The Mazda3 five-door is the more mature model of the two, having been introduced to a world market in fall 2003. With a commonsense footprint enclosed by almost-organic, upscale sheetmetal, the Mazda3 – especially in 5-door form – punches well above its weight in the still-nascent hatchback category. With a redesign (third-generation) introduced in 2014, along with a more recent refresh, the newest sedan and hatchback merge Mazda's KODO design philosophy with a responsive platform, available 2.5-liter drivetrain and a comfortable – if not expansive – interior.
What the Mazda3 5-door (photo at left) does not give you is the crossover's high hip point, despite having ground clearance almost identical to the CX-3 subcompact crossover. And while the stated passenger volume of the Mazda3 and CX-3 is almost identical, those cubes are arranged differently; the Mazda3 offers an interior package more linear, while the CX-3 is more upright.
Mazda's subcompact CX-3 (photo at top) is a more recent entry, having been developed from the Mazda2 architecture and hitting the street two years ago.
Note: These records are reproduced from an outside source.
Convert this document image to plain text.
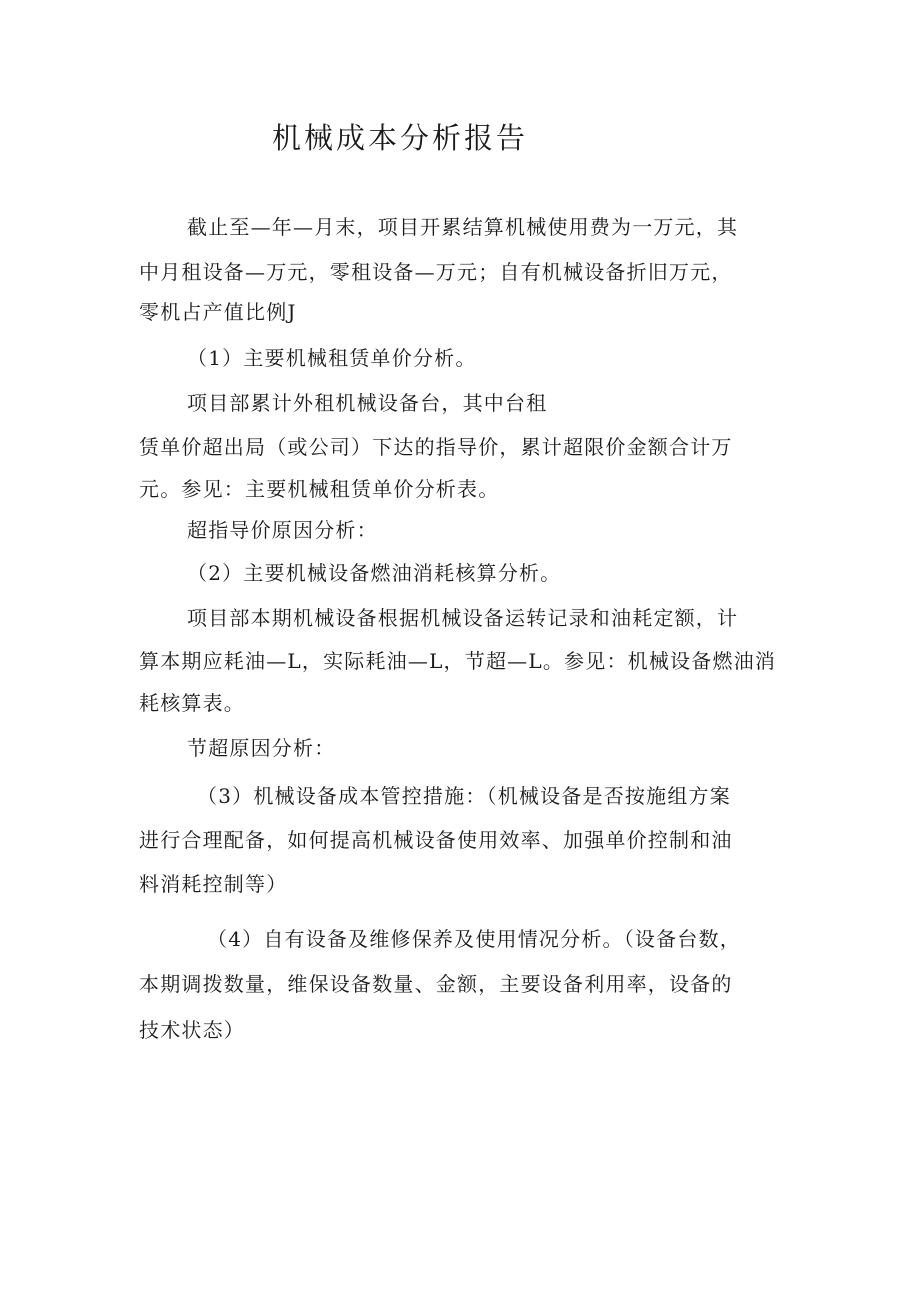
机械成本分析报告
截止至—年—月末，项目开累结算机械使用费为一万元，其
中月租设备—万元，零租设备—万元；自有机械设备折旧万元，
零机占产值比例J
（1）主要机械租赁单价分析。
项目部累计外租机械设备台，其中台租
赁单价超出局（或公司）下达的指导价，累计超限价金额合计万
元。参见：主要机械租赁单价分析表。
超指导价原因分析：
（2）主要机械设备燃油消耗核算分析。
项目部本期机械设备根据机械设备运转记录和油耗定额，计
算本期应耗油—L，实际耗油—L，节超—L。参见：机械设备燃油消
耗核算表。
节超原因分析：
（3）机械设备成本管控措施：（机械设备是否按施组方案
进行合理配备，如何提高机械设备使用效率、加强单价控制和油
料消耗控制等）
（4）自有设备及维修保养及使用情况分析。（设备台数，
本期调拨数量，维保设备数量、金额，主要设备利用率，设备的
技术状态）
It sits below Mazda's CX-9 and CX-5 in the Mazda pecking order. And it is tiny, on a wheelbase of just 101 inches and offering an overall length of just 168 inches. It is seven inches shorter than the Mazda3, with a wheelbase five inches shorter. The net effect is a more compressed environment for passengers, along with the very real challenge of fitting something inside – such as a bicycle – even when that something has its front wheel removed.
In the city, I like the CX-3's compactness, and relatively unrestricted visibility when compared to the Mazda3's overall length and lower seating. But when both are equipped with their six-speed automatics, and the Mazda3 is spec'd with its available 2.5 liter DOHC four, there's almost no comparison in their performance. With that spec the hatchback has Mazda's well-hyped zoom, while the CX-3 makes do with nothing but a 4-cylinder boom.
The Mazda3 is genuinely responsive, and that acceleration is heightened by the availability of a 6-speed manual transmission with both the base 2.0 liter engine and the optional 2.5 liter mill. Conversely, the CX-3 offers only an automatic transmission on all three trim levels, and that automatic is tied to just 146 horsepower, a 39-horse deficit when compared to the Mazda3's 2.5.
If going into Mazda's online Build Your Own buying guide and spec'ing a Grand Touring variant of both the compact hatch and subcompact crossover, you'll configure two Mazdas, each costing between $27,000 (CX-3 front-wheel drive) and $28,500 (Mazda3 GT with standard 2.5 liter four). If parking in downtown Boston on a daily basis, I know I'd prefer the smaller footprint of the CX-3. If, however, I was driving around Boston, I'd enjoy the stronger performance of the Mazda3 Grand Touring.
The ideal, of course, would be for Mazda product planners to put the bigger engine in their smallest crossover. It wouldn't offer any more room, but you'd at least have the suggestion of zoom.